In those (officials’) homes, Brahmins (go and) blow conch-shells. They also experience the same tastes.
False is the capital (of their religious practices), false is (their) trade. They eat, having lied.
Dwelling of shame and righteousness is far away. Nanak! Falsehood is pervading (everywhere).
There is a mark on the forehead (of the Brahmin, and) a pleated loin-cloth around the waist. In the hand is a knife; (he has become) the butcher of the world.
Wearing blue-green clothes (outside of the home, Brahmins) become acceptable. (And) taking food of the ‘uncivilized’ (malech, they) worship puranas (inside their homes).
(O Brahmin! On the one hand) eating goat (meat) slaughtered (while reading of Muslim prayer) in the language of (those you call) ‘uncivilized;’ (on the other hand saying that) no one’s entry (can) be (allowed) in (our) cooking square.
(To purify it), a line was drawn, having coated the cooking square (with a layer of cow dung), (but) the liars arrived and sat on it.
(They tell others, “no one should come near our cooking square), lest it is defiled, O! Lest it is defiled and this food of ours is spoiled.”
With the impure body, they do bad deeds. With the impure mind, they take handfuls (of water).
Nanak’s statement is (that) Truth must be meditated upon (to gain internal purity). If there is internal purity, (only) then can Truth be obtained.

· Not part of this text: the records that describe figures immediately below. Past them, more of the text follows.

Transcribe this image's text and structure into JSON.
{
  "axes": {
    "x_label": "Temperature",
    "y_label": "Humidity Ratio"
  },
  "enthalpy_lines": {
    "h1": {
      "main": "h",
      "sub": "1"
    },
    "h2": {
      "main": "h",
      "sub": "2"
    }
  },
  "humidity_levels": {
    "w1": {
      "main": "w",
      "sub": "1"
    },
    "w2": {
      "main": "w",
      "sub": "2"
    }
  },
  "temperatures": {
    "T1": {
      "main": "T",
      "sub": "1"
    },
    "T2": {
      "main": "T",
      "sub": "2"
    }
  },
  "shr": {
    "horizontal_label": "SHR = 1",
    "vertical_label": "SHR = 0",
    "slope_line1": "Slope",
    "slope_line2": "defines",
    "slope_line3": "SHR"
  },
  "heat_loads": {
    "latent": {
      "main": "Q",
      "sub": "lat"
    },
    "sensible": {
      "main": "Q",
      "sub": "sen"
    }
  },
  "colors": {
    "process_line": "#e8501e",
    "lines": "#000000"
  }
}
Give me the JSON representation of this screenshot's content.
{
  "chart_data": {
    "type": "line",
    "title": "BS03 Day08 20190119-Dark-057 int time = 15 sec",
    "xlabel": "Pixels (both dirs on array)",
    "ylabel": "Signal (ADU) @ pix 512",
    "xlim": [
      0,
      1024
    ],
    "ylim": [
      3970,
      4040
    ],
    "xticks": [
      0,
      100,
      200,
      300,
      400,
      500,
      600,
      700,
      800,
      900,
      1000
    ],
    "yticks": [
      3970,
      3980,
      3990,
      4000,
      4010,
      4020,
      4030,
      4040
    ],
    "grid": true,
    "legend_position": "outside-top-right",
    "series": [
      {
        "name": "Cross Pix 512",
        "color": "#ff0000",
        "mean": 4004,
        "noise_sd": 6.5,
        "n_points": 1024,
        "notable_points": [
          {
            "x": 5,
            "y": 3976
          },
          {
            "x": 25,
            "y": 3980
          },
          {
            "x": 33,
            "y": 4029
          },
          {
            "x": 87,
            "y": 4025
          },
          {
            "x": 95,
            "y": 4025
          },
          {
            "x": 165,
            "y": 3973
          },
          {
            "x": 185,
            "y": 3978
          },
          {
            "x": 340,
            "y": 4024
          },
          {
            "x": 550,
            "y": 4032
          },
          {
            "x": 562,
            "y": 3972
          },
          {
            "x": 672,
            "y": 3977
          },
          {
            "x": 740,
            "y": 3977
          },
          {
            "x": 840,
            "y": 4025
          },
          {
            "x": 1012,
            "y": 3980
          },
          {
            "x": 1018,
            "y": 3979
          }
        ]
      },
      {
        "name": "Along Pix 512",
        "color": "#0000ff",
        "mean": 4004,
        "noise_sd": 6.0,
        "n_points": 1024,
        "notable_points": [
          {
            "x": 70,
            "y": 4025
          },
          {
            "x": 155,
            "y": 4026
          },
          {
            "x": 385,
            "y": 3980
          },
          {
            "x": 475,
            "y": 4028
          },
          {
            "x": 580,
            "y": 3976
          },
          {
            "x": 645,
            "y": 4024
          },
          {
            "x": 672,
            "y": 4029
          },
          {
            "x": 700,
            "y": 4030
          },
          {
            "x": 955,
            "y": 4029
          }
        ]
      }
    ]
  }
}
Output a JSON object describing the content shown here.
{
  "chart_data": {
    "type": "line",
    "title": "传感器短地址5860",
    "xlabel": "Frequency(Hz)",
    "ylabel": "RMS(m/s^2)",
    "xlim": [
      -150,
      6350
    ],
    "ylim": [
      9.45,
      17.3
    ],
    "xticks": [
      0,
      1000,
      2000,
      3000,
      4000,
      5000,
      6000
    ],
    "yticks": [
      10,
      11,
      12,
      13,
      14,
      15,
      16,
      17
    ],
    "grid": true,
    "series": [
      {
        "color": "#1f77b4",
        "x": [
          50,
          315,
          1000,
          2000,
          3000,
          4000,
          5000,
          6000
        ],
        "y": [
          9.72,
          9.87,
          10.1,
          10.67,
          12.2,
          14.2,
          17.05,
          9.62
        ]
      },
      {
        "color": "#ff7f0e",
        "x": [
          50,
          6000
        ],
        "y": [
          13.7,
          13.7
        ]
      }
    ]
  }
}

With familiar vocabulary/verbiage, satire has been invoked in a very effective manner in this salok. Through this literary scheme, the Guru has brought into focus the hypocrisy of the Brahmins and the Kshatriya, and their degraded way of life. The last two lines of this salok are special, because these lines contain the solution to the corruption and anarchy described in all the previous lines. Thus, this salok binds itself in a poetic structure of ‘problem and solution’ endlessly enhancing the communication and effectiveness of the meaning contained in the salok. These lines propose that it is only by remembering IkOankar that we can obtain Truth.

This salok has 22 lines. According to the vocabulary and pronunciation, every line has a meter convention of 15+15. If the two lines come together to make a pair, this meter convention can be placed under a four line verse with 16 or 15 characters each (caupaī chand). This salok has been created by combining 11 caupaīs.